If your RF scale weight for example is 180 lbf, it doesn't matter if your tire rate is 100 lbf/in, 1000 lbf/in, or 10000 lbf/in - the spring deflection will be the same in all cases. Regardless of what the tire is doing, the spring has to support the hub load just the same.

Effectively you just aren't measuring enough information here, and you are following some sort of circular path to try to get to the tire rate.

Ditto to exFSAE. To put it another way, ride rate has no influence on tire rate, so Eq. 5 can't be right. Draw an FBD. Your ride spring will be connected to the ground in series with the tire spring. Directly measuring Ktire would not be terribly difficult to measure (roughly), although I really hope your car isn't heavy enough to get a good measurement.

There are two fundamental problems with trying to find Ktire from a ride measurement. First, as exFSAE mentioned, you just plain don't have information on what Ktire is doing to ride displacement. Neglecting that, even some sort of 4th-order voodoo approximation won't really tell you anything for a couple reasons: aside from being subject to many many sources of error, it is also (as you have mentioned) a good deal stiffer than Kride, so most of the displacement will occur in Kride, and the displacement from Ktire will probably be on the same order of magnitude as measurement noise (if not worse).

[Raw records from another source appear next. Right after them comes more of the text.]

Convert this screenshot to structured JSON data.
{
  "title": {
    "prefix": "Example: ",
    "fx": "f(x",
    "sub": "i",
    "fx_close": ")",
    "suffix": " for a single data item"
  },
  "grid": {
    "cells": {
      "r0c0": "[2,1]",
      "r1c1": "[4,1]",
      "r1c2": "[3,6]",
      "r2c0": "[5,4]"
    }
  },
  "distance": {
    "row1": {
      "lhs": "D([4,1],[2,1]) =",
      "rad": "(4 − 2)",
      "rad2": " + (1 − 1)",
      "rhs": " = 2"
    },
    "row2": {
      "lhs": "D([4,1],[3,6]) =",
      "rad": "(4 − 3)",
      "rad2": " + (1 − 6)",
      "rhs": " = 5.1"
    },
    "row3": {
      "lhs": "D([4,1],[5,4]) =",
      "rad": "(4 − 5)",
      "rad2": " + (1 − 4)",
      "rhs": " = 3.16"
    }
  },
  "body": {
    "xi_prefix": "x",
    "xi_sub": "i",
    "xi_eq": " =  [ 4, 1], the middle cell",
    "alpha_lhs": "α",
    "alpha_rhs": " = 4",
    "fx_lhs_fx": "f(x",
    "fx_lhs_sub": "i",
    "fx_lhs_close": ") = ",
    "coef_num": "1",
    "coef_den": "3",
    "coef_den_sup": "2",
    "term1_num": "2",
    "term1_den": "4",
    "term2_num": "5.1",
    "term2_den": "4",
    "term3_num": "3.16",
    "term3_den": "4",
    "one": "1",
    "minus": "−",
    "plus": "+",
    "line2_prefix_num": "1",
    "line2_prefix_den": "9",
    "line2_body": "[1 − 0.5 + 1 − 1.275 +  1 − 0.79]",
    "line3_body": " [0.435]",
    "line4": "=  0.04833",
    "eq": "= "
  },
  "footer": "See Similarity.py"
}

I presume you're using some type of standard bolt pattern? One method would be to use a known weight...say a heavy corner of a passenger car with the same bolt pattern as your car. Use race scales or something of at least moderate accuracy to get the corner weight. Set the tire to the pressure you're running on the car (should be a good deal less than what is run in its original application I would imagine).

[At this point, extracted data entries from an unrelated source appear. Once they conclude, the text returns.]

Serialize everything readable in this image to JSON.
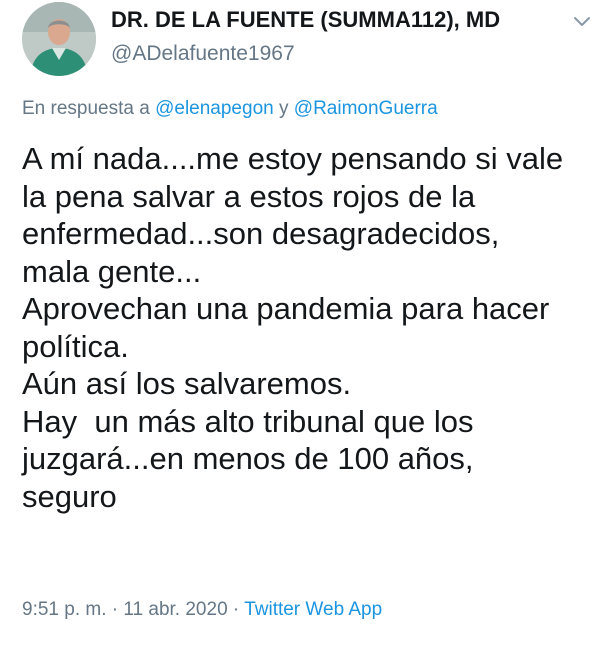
{
  "author": {
    "display_name": "DR. DE LA FUENTE (SUMMA112), MD",
    "handle": "@ADelafuente1967"
  },
  "reply": {
    "prefix": "En respuesta a",
    "mention_1": "@elenapegon",
    "connector": "y",
    "mention_2": "@RaimonGuerra"
  },
  "tweet": {
    "lines": [
      "A mí nada....me estoy pensando si vale",
      "la pena salvar a estos rojos de la",
      "enfermedad...son desagradecidos,",
      "mala gente...",
      "Aprovechan una pandemia para hacer",
      "política.",
      "Aún así los salvaremos.",
      "Hay  un más alto tribunal que los",
      "juzgará...en menos de 100 años,",
      "seguro"
    ]
  },
  "meta": {
    "time": "9:51 p. m.",
    "separator": "·",
    "date": "11 abr. 2020",
    "app": "Twitter Web App"
  },
  "icons": {
    "avatar": "profile-photo",
    "caret": "chevron-down-icon"
  },
  "colors": {
    "text": "#14171a",
    "secondary": "#657786",
    "link": "#1b95e0"
  }
}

Jack the car up so the tire is barely in contact with the ground, then measure the sidewall height, height to the hub, or other suitable reference point on the wheel. Then lower the car so the full weight is on the tire, then take the same measurement, and find the difference in measurements. Now you have a load and displacement, and I would imagine that while not completely precise or accurate, would be a "better than nothing" measurement that doesn't cost much time or money.

Just bear in mind that camber will have an effect on your vertical tire rate as well, might be interesting to vary camber angle and see for yourself...I believe that recommended camber angles and inflation pressures are used to this effect in passenger cars.

Thank you everyone for your valuable help!!!
But Sir Adambomb, we got this equation in step.5 from sources like
1.RCVD(its given in ride and roll rates chapter)
2.then it is also discussed in topic- http://fsae.com/eve/forums/a/t...=795102272#795102272 (http://fsae.com/eve/forums/a/tpc/f/125607348/m/358107072?r=795102272#795102272).

And sir, we will calculate the rate practically as suggested by you!

This was just an attempt to calculate tire rate using maths.

Originally posted by moksharmywebber:
Thank you everyone for your valuable help!!!
But Sir Adambomb, we got this equation in step.5 from sources like
1.RCVD(its given in ride and roll rates chapter)
2.then it is also discussed in topic- http://fsae.com/eve/forums/a/t...=795102272#795102272 (http://fsae.com/eve/forums/a/tpc/f/125607348/m/358107072?r=795102272#795102272).

And sir, we will calculate the rate practically as suggested by you!

This was just an attempt to calculate tire rate using maths.

Your problem is basically at step 2, in that you're using spring load to try calculating a ride frequency (i.e. encompassing both spring and tire effects). Just can't be done. Not valid. You can calculate a WHEEL frequency or rate with knowledge of the spring and corner mass, but not RIDE.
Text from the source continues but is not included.